Saying that “off-label use [of DES] is not necessarily unstudied,” he said that Cordis opposes any effort by FDA to suppress DES use in off-label applications by physicians.

Donald Baim, MD, chief medical officer at Boston Scientific (Natick, Massachusetts), the only other company with an FDA-approved DES, said it is “incontrovertible that for on-label use, [the DES] is the most studied device in history.”

“What puzzles me,” Baim said, “is how we can have the best and most rigorous of trial designs” for a device that receives overblown media coverage and then expect a panel to come up with a good recommendation for future DES development.

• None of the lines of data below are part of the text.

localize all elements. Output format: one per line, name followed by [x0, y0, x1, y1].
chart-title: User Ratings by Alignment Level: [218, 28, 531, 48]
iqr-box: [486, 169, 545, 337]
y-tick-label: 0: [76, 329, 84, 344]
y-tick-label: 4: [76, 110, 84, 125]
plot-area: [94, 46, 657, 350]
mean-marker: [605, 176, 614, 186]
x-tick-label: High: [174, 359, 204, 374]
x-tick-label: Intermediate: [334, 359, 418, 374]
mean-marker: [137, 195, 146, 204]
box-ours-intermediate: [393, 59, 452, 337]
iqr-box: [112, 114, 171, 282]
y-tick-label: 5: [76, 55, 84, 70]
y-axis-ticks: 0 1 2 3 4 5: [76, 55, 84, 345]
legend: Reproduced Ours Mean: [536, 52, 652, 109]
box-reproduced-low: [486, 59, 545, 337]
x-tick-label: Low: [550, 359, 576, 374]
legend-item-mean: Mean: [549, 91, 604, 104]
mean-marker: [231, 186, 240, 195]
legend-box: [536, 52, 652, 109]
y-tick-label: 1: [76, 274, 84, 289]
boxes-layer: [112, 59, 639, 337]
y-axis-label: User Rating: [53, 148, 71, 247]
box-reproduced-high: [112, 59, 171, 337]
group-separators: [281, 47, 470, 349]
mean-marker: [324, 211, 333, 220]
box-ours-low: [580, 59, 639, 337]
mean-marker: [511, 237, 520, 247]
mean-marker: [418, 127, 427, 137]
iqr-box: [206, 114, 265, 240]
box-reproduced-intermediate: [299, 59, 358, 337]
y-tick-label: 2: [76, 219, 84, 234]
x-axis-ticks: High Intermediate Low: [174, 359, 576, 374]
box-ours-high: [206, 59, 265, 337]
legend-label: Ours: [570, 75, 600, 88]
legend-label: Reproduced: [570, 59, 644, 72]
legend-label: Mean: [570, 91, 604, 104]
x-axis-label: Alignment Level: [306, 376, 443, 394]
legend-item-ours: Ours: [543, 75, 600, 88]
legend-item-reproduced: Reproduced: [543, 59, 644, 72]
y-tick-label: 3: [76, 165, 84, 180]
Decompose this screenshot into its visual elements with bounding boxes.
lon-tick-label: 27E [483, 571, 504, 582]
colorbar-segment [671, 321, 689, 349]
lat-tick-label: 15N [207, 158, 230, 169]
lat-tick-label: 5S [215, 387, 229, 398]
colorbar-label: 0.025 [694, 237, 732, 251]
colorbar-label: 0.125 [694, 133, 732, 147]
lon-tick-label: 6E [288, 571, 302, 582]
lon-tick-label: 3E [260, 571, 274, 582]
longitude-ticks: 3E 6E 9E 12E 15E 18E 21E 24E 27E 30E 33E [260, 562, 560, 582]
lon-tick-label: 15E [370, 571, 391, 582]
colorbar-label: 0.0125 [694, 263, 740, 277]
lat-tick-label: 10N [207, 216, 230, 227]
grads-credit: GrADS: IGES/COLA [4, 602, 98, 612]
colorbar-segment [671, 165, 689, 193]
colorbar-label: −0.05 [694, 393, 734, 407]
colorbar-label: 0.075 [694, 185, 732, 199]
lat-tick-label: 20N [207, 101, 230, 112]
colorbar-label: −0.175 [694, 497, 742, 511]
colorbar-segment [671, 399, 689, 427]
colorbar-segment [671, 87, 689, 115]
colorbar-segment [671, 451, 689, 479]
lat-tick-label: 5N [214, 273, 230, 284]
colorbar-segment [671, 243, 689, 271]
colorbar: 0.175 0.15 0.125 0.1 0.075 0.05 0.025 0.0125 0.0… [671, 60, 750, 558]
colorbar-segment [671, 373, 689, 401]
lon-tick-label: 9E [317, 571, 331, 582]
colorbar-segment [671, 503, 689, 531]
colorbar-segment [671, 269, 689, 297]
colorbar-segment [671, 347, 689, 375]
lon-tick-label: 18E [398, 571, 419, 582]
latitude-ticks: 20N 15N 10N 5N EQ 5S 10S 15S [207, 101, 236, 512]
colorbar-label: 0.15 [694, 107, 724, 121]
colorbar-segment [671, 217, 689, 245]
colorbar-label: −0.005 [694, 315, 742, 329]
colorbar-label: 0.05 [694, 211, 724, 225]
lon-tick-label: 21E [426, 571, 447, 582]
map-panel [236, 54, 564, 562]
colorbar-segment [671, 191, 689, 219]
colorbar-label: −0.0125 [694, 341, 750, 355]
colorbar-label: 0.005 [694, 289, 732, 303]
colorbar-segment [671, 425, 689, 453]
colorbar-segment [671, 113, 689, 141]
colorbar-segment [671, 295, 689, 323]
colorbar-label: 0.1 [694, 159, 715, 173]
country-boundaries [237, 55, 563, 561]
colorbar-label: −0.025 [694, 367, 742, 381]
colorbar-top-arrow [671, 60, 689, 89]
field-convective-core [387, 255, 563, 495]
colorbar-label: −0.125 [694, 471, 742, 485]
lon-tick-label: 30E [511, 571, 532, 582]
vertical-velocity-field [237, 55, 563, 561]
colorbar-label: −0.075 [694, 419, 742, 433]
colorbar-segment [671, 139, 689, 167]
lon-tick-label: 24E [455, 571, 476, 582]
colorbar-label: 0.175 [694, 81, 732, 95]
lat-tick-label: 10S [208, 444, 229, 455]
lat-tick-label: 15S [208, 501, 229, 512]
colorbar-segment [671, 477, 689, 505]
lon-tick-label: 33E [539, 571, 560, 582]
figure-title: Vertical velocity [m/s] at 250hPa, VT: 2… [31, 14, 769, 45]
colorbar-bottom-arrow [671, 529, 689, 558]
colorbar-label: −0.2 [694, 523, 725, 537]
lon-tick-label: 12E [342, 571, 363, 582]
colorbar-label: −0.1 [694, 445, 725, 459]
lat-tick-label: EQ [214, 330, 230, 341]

Baim rebutted an earlier assertion that outside contract research organizations should handle all DES trials. “Hidden in that statement,” he said, “is the allegation that an industry-run and organized trial necessarily involves subterfuge.”

Jeffrey Popma, MD, director of interventional cardiology at Brigham and Women’s Hospital (Boston), said that the ARC definitions are not especially helpful for identifying very-late stent thrombosis and that existing data do not demonstrate “an absolute benefit of dual antiplatelet therapy after six months” for thrombosis prevention.

And he said that the agency should require trials to extend follow-up to 24 months.

He reiterated earlier comments to the effect that “all newer stent designs need to have more patients and longer follow-up,” but that stent makers need “a less rigorous pathways for iterative designs.” And he said that the agency will have to “accept [the fact] that complex disease will result in higher complication rates.”

Ashley Boam, a supervisory medical engineer at CDRH told Medical Device Daily that trials for stents coated with new drugs would be subject to a requirement of 2,000 enrollees and that the number of enrollees for trials that will study new materials used in stents is less certain.

“It depends” on a number of factors, she noted, adding that the standard trial size of 300 might not hold in such cases.